Тренев, примостившись у края стола, записывал фамилии.
Рыбак Ермачков выкликнул:
— Петра Каширина в комитет!
Кроме Каширина, в комитет прошли делопроизводитель уездного полицейского управления Мишин, Иван Тренев, промышленник Бессекерский и еще несколько человек. Уездным комиссаром после долгих споров был избран Матвей Станчиковский, бывший помощник начальника полицейского управления.
Возбужденные, но несколько растерянные расходились по домам жители Ново-Мариинского поста.
Начальник Анадырского уезда Царегородцев подъезжал к Ново-Мариинску со стороны Туманского мыса.
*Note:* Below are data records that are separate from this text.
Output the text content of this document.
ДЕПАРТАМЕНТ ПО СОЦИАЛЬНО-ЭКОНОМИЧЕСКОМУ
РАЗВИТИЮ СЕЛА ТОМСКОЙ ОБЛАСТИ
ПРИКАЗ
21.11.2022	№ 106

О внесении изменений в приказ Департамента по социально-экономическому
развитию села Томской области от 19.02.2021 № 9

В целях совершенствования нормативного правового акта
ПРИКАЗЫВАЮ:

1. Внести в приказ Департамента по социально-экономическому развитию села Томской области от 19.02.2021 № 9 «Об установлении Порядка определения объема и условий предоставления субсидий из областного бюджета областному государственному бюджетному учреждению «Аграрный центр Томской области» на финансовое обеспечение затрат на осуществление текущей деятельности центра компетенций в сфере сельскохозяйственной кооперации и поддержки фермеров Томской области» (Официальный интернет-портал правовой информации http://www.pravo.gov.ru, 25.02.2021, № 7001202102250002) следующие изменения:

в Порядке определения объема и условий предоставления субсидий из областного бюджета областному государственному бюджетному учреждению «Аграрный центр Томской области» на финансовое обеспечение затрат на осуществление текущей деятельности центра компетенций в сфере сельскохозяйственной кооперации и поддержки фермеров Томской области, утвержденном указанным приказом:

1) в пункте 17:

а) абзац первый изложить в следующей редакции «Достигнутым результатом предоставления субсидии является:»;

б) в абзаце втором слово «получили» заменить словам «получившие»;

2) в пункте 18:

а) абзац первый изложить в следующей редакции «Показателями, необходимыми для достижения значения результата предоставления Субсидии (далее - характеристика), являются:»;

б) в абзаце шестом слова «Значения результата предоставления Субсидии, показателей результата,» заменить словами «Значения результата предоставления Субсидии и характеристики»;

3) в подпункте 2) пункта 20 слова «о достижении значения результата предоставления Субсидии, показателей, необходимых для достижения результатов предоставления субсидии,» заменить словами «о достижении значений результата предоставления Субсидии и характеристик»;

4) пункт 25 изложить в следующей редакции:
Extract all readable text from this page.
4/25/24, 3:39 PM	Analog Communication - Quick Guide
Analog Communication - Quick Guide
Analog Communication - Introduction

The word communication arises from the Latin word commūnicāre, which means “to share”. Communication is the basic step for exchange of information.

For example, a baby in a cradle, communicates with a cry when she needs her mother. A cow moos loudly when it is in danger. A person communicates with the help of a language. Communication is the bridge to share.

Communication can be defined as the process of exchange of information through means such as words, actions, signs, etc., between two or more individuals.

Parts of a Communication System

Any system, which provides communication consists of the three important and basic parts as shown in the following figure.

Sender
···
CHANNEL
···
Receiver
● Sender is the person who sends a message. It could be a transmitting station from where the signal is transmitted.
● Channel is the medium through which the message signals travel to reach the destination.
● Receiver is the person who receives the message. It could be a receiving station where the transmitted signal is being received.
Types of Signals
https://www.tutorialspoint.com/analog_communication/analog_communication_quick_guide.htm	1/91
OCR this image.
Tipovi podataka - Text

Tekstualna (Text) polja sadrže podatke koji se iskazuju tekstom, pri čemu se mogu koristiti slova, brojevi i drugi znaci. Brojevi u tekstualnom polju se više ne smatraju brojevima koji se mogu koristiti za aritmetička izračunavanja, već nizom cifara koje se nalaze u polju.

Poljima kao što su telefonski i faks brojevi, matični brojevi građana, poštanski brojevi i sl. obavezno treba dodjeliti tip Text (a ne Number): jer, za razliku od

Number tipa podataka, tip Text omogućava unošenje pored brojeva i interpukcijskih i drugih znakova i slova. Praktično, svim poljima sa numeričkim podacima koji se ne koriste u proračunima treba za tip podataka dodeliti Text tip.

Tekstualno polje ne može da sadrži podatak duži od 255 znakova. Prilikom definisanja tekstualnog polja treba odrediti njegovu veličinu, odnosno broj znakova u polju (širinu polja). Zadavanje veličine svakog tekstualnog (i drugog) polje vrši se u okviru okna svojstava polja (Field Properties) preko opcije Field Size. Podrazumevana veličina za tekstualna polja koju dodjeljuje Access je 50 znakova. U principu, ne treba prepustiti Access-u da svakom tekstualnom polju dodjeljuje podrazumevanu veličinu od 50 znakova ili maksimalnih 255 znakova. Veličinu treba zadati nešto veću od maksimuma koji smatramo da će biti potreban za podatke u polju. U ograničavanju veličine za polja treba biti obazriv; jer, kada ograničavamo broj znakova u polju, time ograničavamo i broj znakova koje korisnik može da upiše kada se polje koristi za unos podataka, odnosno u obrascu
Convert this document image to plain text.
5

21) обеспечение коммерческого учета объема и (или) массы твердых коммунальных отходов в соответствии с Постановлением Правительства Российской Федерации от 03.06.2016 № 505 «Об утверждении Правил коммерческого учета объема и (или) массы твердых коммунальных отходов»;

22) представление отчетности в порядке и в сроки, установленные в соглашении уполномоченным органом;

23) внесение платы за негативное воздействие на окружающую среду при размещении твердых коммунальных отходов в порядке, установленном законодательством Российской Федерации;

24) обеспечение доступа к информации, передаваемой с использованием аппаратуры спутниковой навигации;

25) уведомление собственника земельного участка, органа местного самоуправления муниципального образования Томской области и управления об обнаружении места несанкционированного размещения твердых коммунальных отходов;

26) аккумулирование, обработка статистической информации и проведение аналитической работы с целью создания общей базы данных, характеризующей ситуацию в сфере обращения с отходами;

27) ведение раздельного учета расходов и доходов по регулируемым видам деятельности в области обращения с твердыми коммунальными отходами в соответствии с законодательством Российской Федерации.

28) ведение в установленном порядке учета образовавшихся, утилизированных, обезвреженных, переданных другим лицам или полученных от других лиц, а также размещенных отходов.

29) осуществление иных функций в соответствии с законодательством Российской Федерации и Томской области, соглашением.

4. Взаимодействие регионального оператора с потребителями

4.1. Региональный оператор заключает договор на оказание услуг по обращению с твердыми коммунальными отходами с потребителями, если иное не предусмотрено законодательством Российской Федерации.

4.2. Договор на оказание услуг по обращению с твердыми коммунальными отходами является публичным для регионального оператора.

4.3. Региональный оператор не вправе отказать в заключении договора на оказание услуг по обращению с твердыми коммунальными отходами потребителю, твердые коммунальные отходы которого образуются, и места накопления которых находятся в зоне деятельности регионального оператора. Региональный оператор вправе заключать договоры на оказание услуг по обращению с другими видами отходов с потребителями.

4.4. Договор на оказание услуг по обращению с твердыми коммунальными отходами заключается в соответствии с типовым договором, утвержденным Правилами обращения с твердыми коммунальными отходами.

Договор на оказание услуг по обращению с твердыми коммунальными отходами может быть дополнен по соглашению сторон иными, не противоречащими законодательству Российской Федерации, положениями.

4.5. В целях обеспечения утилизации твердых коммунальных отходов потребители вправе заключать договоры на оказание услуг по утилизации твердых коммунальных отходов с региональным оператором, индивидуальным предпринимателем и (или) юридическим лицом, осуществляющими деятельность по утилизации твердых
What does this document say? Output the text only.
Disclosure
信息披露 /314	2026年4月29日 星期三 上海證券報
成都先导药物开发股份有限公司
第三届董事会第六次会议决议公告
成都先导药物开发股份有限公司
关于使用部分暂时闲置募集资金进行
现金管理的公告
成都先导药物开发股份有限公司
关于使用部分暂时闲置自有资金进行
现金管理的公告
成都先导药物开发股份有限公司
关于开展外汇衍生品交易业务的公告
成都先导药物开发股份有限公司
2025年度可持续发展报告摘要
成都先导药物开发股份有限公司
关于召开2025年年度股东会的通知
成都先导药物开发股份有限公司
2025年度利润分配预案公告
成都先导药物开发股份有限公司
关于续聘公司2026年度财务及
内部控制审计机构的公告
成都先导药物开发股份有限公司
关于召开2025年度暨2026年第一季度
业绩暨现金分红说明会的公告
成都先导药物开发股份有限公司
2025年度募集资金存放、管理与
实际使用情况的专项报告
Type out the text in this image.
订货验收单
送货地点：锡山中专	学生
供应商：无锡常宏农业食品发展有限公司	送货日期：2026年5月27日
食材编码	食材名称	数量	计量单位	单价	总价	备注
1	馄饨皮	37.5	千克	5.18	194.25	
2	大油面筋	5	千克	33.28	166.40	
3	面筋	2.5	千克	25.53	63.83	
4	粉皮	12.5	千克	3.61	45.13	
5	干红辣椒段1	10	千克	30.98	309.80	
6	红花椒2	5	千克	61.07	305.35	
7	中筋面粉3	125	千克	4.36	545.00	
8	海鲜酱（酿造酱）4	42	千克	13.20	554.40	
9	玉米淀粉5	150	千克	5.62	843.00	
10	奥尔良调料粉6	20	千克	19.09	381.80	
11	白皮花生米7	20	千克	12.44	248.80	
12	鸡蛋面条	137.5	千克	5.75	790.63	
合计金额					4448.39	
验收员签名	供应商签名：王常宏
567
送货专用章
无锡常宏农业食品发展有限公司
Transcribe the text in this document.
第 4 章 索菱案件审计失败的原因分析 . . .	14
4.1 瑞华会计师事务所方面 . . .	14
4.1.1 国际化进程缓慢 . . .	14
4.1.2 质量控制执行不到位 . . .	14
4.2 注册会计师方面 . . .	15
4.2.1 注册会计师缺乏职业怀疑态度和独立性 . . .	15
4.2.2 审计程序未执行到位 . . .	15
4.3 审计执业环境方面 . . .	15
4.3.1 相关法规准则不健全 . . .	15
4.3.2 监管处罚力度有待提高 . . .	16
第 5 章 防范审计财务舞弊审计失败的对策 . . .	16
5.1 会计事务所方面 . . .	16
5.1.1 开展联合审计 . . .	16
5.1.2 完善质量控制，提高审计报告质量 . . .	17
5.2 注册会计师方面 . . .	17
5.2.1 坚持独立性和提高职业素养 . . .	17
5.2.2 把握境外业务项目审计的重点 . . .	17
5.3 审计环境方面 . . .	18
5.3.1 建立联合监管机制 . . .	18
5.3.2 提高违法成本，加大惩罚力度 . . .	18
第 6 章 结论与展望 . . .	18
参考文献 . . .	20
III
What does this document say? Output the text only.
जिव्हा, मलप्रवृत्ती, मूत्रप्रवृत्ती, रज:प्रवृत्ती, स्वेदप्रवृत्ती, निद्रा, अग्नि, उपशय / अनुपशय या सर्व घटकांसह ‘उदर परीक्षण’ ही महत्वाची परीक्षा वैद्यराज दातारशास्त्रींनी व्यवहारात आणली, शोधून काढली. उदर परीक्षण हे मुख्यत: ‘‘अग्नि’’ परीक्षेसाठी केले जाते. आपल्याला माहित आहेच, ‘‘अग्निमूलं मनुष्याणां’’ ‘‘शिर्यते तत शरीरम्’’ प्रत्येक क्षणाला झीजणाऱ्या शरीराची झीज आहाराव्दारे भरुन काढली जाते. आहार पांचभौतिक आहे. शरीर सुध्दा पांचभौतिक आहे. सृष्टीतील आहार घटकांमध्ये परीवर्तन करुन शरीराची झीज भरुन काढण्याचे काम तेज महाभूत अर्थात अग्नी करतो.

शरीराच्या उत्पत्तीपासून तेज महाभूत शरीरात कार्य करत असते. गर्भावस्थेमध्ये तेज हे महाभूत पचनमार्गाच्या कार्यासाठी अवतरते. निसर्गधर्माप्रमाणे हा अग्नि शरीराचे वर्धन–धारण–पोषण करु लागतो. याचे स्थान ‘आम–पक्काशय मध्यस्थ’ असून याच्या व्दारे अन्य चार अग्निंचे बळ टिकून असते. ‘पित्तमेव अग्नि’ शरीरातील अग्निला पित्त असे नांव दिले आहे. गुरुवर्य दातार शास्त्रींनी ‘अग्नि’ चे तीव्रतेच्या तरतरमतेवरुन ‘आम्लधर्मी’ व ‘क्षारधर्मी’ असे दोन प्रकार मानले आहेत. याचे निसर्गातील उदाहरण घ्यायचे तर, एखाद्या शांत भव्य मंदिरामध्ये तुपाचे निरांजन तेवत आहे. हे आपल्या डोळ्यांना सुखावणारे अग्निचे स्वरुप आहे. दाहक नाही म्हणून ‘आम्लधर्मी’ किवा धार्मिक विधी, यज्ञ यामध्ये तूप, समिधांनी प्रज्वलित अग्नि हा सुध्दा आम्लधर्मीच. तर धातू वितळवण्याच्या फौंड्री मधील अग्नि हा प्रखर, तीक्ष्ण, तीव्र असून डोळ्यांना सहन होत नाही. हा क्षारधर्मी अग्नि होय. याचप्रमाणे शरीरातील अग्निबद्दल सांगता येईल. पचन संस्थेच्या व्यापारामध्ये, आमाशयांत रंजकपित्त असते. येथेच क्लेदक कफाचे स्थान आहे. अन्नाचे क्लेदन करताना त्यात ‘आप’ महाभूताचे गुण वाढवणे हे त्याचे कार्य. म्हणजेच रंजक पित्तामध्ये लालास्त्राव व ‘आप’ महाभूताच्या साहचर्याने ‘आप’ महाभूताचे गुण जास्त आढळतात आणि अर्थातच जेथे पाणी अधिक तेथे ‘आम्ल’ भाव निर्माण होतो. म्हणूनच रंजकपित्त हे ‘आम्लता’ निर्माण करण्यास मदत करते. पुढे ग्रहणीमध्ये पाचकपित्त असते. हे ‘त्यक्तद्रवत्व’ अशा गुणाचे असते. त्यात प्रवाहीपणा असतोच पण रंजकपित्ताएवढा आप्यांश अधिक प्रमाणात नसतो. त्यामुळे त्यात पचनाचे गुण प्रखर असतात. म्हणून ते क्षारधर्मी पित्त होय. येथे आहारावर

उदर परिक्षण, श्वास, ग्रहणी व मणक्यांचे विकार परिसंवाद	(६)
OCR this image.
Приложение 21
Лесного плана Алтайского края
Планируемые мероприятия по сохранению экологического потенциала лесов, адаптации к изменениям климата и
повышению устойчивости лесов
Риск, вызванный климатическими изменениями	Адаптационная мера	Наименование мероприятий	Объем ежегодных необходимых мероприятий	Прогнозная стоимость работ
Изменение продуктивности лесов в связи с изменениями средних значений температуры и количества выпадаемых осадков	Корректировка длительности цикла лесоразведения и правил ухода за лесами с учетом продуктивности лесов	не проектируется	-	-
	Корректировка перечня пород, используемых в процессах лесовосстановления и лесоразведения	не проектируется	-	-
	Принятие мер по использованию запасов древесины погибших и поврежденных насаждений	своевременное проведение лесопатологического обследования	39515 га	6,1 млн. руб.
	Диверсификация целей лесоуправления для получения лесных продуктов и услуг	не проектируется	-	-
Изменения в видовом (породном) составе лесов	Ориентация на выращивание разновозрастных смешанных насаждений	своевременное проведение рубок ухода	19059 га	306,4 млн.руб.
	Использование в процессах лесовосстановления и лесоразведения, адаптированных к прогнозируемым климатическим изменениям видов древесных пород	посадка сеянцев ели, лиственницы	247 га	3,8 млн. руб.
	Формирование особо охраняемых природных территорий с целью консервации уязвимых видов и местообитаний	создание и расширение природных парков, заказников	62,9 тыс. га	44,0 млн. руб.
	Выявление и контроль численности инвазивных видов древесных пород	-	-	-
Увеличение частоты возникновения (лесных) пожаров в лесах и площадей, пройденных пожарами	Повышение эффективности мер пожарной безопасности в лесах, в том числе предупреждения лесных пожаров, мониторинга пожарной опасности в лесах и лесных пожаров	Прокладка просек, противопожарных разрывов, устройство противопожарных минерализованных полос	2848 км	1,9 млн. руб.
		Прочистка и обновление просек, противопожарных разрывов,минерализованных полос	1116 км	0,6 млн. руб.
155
Каюр Иван Куркутский, имевший родичей и знакомых по всей тундре от Ново-Мариинского поста до Маркова, правил собаками и пел песню, в которой смешалось все — и радость по поводу возвращения домой, и прямые намеки на то, что высокий начальник будет щедр при расплате и поверх всего выдаст бутылку огненной дурной веселящей воды.
Царегородцев, намерзшийся и предельно уставший за долгую поездку, наглядевшийся на нищету и грязь, испытывал не меньшую радость по поводу возвращения, предвкушая горячую баню, чистую теплую постель и жаркое тело своей благоверной.
Сердце и душа таяли при этих мыслях, и он, прервав песню каюра, громко сказал:
— Ладно, Ваня, будет тебе бутылка…
— Спасибо, вот спасибо! — Каюр обернулся на пассажира. — Я всегда думал, что ты широкий человек и душа твоя щедрая… Да не обойдет тебя милостью своей бог…
Куркутский перекрестился.
— Скажи, Ваня. — Царегородцев старался найти удобное место на мерзлых рыбинах собачьего корма. — Какого же роду-племени ты человек? По наружности ты вроде бы на чукчу похож, но крестишься да и по-русски похоже говоришь…
— Верноподданный его ампираторского величества, — быстро ответил каюр, — слуга царю и православной церкви…
— Да не об этом речь, — нетерпеливо сказал Царегородцев, — я спрашиваю про породу вашу. Язык ваш вроде бы русский, но черт знает чего вы туда понамешали… Будто бы российский говор, а понять ни хрена нельзя. Да и обличье ваше… Иной раз поглядишь — дикарь дикарем, а в другом виде вроде бы русские. Одно утешение — бабы ваши больно красивы да ласковы.
— Это верно, — крякнул каюр. — Бабы наши, мольч, скусные…
— И что это за словечко «мольч», которое вы суете куда попало?
— Будет твоя воля, скажу землякам, чтоб «мольч» этого не говорили, — обещал Куркутский. — А порода наша российская. Происходим мы с дальних веков от Дежнева да Анкудинова.
Царегородцев добрался до Хатырки, убедился в правильности донесений о том, что в этих местах хозяйничали американские и японские скупщики пушнины, обирая коряков и чукчей. Японские рыболовы перегораживали реки, закрывая доступ кете в нерестилища.
Положение края предстало ужасным: болезни, нищета, невежество, а у многих было какое-то странное безразличие к жизни.